Digital signal processor

A digital signal processor (DSP) that will govern the antennas, beam forming, gain control, switching and channel allocation. The use of digital beam forming gives Inmarsat a flexible system, and allows each individual spacecraft to be used at any orbital location. The beams can be changed at Inmarsat's convenience and be continuously adapted to the needs of system traffic as they evolve. The DSP has the ability to combine 100 kHz channels to provide wider bandwidths, if required.

Solar array

ADS Astrium designed a solar array for the I-4 that uses solar cells provided by RWE of Germany. The company created two types of solar panel - one containing gallium arsenide (GaAs) cells and the other high-grade silicon (Si) cells. The former are more efficient and are highly resistant to heat and radiation damage, and so ideally suited to use in space. The latter are lighter, more widely available, and proven to be reliable and cost-effective.

Launch vehicles

At six metric tons, the Inmarsat-4 is the largest commercial communications satellite ever launched-The satellite has been designed for compatibility with several tried-and-tested heavy lift vehicles, including Atlas V, Delta 4, Proton Breeze M and Zenit 3SL. After a thorough assessment process, International Launch Services (ILS) and Sea Launch were selected by Inmarsat to provide launch services for the Astrium-managed I-4 launch programme.

International Launch Services

ILS was founded in 1995 to provide launch services using US Atlas and Russian Proton vehicles. Inmarsat has contracted with ILS for an Atlas V vehicle to launch the first I-4 satellite. ILS is a joint venture between Lockheed Martin of the USA and the Russian companies Khrunichev State Research and Production Center and RSC Energia. It  uses launch sites at Cape Canaveral in Florida, and Baikonur in Kazakhstan.

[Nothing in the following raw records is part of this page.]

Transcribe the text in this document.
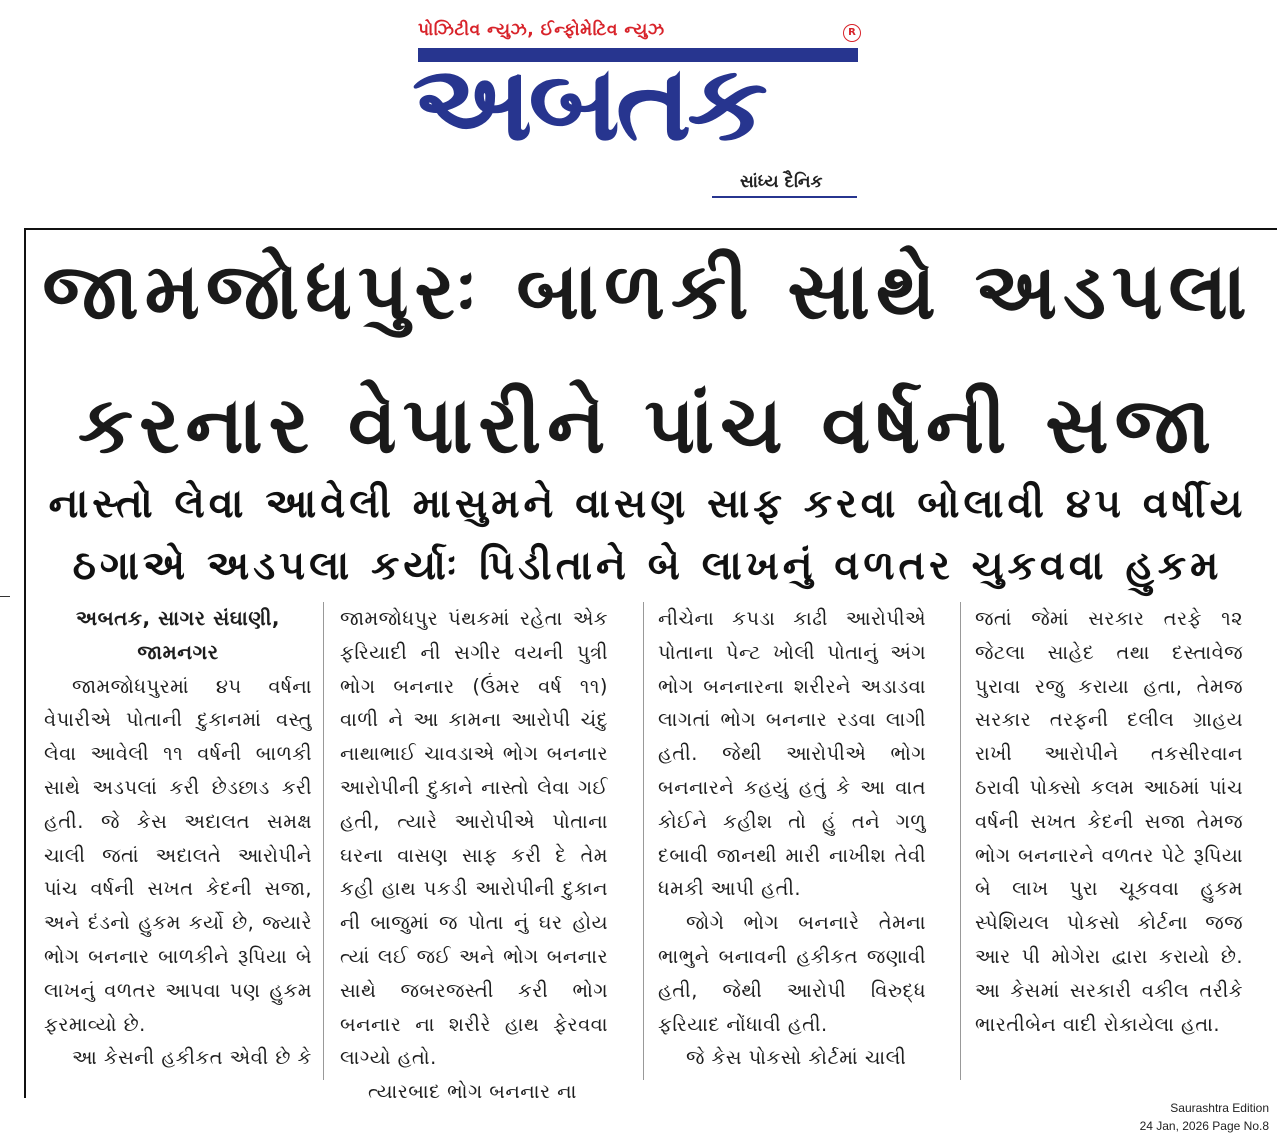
પોઝિટીવ ન્યુઝ, ઈન્ફોમેટિવ ન્યુઝ	R
અબતક
સાંધ્ય દૈનિક
જામજોધપુરઃ બાળકી સાથે અડપલા
કરનાર વેપારીને પાંચ વર્ષની સજા
નાસ્તો લેવા આવેલી માસુમને વાસણ સાફ કરવા બોલાવી ૪૫ વર્ષીય
ઠગાએ અડપલા કર્યાઃ પિડીતાને બે લાખનું વળતર ચુકવવા હુકમ

અબતક, સાગર સંઘાણી,

જામનગર

જામજોધપુરમાં ૪૫ વર્ષના વેપારીએ પોતાની દુકાનમાં વસ્તુ લેવા આવેલી ૧૧ વર્ષની બાળકી સાથે અડપલાં કરી છેડછાડ કરી હતી. જે કેસ અદાલત સમક્ષ ચાલી જતાં અદાલતે આરોપીને પાંચ વર્ષની સખત કેદની સજા, અને દંડનો હુકમ કર્યો છે, જ્યારે ભોગ બનનાર બાળકીને રૂપિયા બે લાખનું વળતર આપવા પણ હુકમ ફરમાવ્યો છે.

આ કેસની હકીકત એવી છે કે

જામજોધપુર પંથકમાં રહેતા એક ફરિયાદી ની સગીર વયની પુત્રી ભોગ બનનાર (ઉંમર વર્ષ ૧૧) વાળી ને આ કામના આરોપી ચંદુ નાથાભાઈ ચાવડાએ ભોગ બનનાર આરોપીની દુકાને નાસ્તો લેવા ગઈ હતી, ત્યારે આરોપીએ પોતાના ઘરના વાસણ સાફ કરી દે તેમ કહી હાથ પકડી આરોપીની દુકાન ની બાજુમાં જ પોતા નું ઘર હોય ત્યાં લઈ જઈ અને ભોગ બનનાર સાથે જબરજસ્તી કરી ભોગ બનનાર ના શરીરે હાથ ફેરવવા લાગ્યો હતો.

ત્યારબાદ ભોગ બનનાર ના

નીચેના કપડા કાઢી આરોપીએ પોતાના પેન્ટ ખોલી પોતાનું અંગ ભોગ બનનારના શરીરને અડાડવા લાગતાં ભોગ બનનાર રડવા લાગી હતી. જેથી આરોપીએ ભોગ બનનારને કહયું હતું કે આ વાત કોઈને કહીશ તો હું તને ગળુ દબાવી જાનથી મારી નાખીશ તેવી ધમકી આપી હતી.

જોગે ભોગ બનનારે તેમના ભાભુને બનાવની હકીકત જણાવી હતી, જેથી આરોપી વિરુદ્ધ ફરિયાદ નોંધાવી હતી.

જે કેસ પોકસો કોર્ટમાં ચાલી

જતાં જેમાં સરકાર તરફે ૧૨ જેટલા સાહેદ તથા દસ્તાવેજ પુરાવા રજુ કરાયા હતા, તેમજ સરકાર તરફની દલીલ ગ્રાહય રાખી આરોપીને તકસીરવાન ઠરાવી પોક્સો કલમ આઠમાં પાંચ વર્ષની સખત કેદની સજા તેમજ ભોગ બનનારને વળતર પેટે રૂપિયા બે લાખ પુરા ચૂકવવા હુકમ સ્પેશિયલ પોકસો કોર્ટના જજ આર પી મોગેરા દ્વારા કરાયો છે. આ કેસમાં સરકારી વકીલ તરીકે ભારતીબેન વાદી રોકાયેલા હતા.

Saurashtra Edition
24 Jan, 2026 Page No.8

The Atlas series has become the 'workhorse' of the US space programme, with 586 launches since the first Atlas mission in 1957.

Sea Launch

The Sea Launch partnership was formed in 1995. It provides a unique service by launching spacecraft from a floating platform in the middle of the Pacific Ocean.

The partnership includes Boeing Commercial Space Company of the USA; RSC Energia of Russia; SDO Yuzhnoye/PO Yuzhmash of Ukraine; and Kvaerner ASA of Norway. Operating from its home port of Long Beach California, it uses the Zenit 3SL launch vehicle.

Before launch, the floating platform Odyssey is accompanied to a launch zone near the equator by assembly and command ship Sea Launch Commander. The launch location provides the most direct route to orbit, offering maximum lift capacity from the 'sling-shot' effect of launching near the Equator.